Agora que os estudantes se manifestaram em desafio, o governo está tentando afogar este clima rebelde. Durante o movimento, estudantes da Universidade de Dhaka entraram em albergues ocupados pelos capangas da Liga Chhatra e limparam a sujeira que havia ali. Eles recuperaram armas, bastões e narcóticos ilegais de seus quartos e os mostraram para o mundo ver.

Os estudantes não estão apenas lutando contra o sistema de cotas, mas também exigindo o direito básico de respirar em uma atmosfera livre de ameaças e medo. Contudo, o fraco governo de Sheikh Hasina tem um medo mortal disto, sabendo que uma vez que os estudantes possam expressar abertamente as suas opiniões políticas, eles irão se mobilizar não só pelos seus direitos, mas para derrubar este governo e todo o sistema que sustenta líderes como ela.

Hasina tentou manchar a reputação destes heroicos manifestantes, alegando que estavam rebaixando o papel dos combatentes pela liberdade ao protestarem contra o emprego para os seus descendentes. Ela rotulou os manifestantes como “rajakars” (রাজাকার), rajakar sendo o termo para designar os voluntários paramilitares contrarrevolucionários liderados pelo grupo fundamentalista islâmico, Jamat-i-Islami, durante a guerra de libertação de Bangladesh em 1971. Os rajakars eram as tropas de choque, que o Paquistão utilizou contra o movimento de libertação. Ajudaram o Exército do Paquistão a massacrar populações locais e a violar mulheres. Hoje, um rajakar é visto como alguém que defende a riqueza e os privilégios.

O uso desse termo gerou repulsa entre os estudantes. Um dos principais slogans do movimento de protesto é:

তুমি কে? আমি কে? রাজাকার! রাজাকার!
আমি নয়, তুমি নয়! রাজাকার! রাজাকার!

 Quem é você? Quem sou eu? Rajakar! Rajakar!
 Eu não sou, você não é! Rajakar! Rajakar!

“Nós não somos [rajakars]. Se alguém se enquadra nessa descrição neste contexto, é a própria primeira-ministra e as suas forças que estão conduzindo este país para uma era sombria”, disse Rakib, de 17 anos, estudante do Dhaka City College que participou nos protestos, falando para o The Guardian. Hasina, seus capangas da Liga Chhatra e o resto do establishment político são os verdadeiros rajakars!

O movimento criou um órgão nacional chamado Movimento Estudantil Antidiscriminação (বৈষম্যবিরোধী ছাত্র আন্দোলন), que coordena o movimento nacionalmente. Publicamos abaixo a declaração completa, na qual se recusaram a negociar com o governo:

“Ao recorrer à violência sobre um movimento pacífico, o governo criou uma situação sem precedentes. É responsabilidade do governo. O governo não estabeleceu quaisquer condições para as negociações.

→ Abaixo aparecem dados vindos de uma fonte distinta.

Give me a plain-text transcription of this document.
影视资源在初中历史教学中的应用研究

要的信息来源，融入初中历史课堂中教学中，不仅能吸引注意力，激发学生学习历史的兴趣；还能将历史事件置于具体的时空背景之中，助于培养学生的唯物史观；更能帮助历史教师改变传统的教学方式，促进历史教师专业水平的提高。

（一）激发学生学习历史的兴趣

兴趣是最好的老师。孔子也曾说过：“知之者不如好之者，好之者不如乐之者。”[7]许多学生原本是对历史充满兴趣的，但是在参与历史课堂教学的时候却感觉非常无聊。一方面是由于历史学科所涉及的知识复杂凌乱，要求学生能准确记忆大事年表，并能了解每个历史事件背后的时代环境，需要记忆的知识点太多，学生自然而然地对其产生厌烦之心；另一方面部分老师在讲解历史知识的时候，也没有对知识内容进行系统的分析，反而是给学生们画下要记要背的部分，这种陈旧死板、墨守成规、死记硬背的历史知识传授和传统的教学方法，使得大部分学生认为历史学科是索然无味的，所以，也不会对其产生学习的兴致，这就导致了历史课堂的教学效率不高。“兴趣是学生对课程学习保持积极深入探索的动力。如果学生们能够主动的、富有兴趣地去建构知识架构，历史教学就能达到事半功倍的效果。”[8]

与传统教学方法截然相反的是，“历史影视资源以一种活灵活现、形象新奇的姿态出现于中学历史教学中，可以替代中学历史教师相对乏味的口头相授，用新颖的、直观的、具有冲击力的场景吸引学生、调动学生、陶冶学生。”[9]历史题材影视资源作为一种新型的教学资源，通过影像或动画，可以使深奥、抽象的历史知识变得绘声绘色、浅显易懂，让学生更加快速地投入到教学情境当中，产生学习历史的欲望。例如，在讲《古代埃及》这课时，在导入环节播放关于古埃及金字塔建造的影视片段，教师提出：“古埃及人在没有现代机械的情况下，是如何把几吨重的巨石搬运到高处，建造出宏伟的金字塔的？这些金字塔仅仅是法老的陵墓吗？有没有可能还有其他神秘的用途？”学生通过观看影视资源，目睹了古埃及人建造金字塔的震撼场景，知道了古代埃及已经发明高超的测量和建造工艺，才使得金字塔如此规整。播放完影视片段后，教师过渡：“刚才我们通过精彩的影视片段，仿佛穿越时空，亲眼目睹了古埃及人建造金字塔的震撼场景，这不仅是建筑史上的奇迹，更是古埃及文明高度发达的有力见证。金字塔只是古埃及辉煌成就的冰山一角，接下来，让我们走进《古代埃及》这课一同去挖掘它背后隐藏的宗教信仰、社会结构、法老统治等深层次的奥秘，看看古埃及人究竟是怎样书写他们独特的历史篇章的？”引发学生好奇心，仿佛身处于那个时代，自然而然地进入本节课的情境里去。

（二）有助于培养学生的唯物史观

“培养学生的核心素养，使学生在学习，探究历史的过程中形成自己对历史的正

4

“Se as forças da ordem não forem removidas das ruas; se os corredores, campi, instituições de ensino não forem abertos, se os disparos continuarem, o governo terá que assumir total responsabilidade.

“A reforma das cotas por si só não resolverá o problema. A princípio, o governo não atendeu à demanda por meio do Judiciário. As forças policiais e os quadros do partido [Liga Awami] estão tentando reprimir o movimento. Agora, em nome do diálogo, em nome das reivindicações, prepara-se uma nova farsa.

“Todos os assassinos de estudantes devem ser processados. Os campi devem ser liberados do terror do BCL. As forças policiais e os terroristas Awami devem ser desarmados e retirados das ruas imediatamente. Não haverá diálogo sobre o sangue dos mártires. O governo tem que encontrar uma solução.

“Haverá um apelo às forças de segurança do Bangladesh para que apoiem os estudantes em vez de apoiarem o governo assassino. Haverá um apelo à comunidade internacional para que se apresente para proteger o povo do Bangladesh. Há um genocídio em curso em Bangladesh.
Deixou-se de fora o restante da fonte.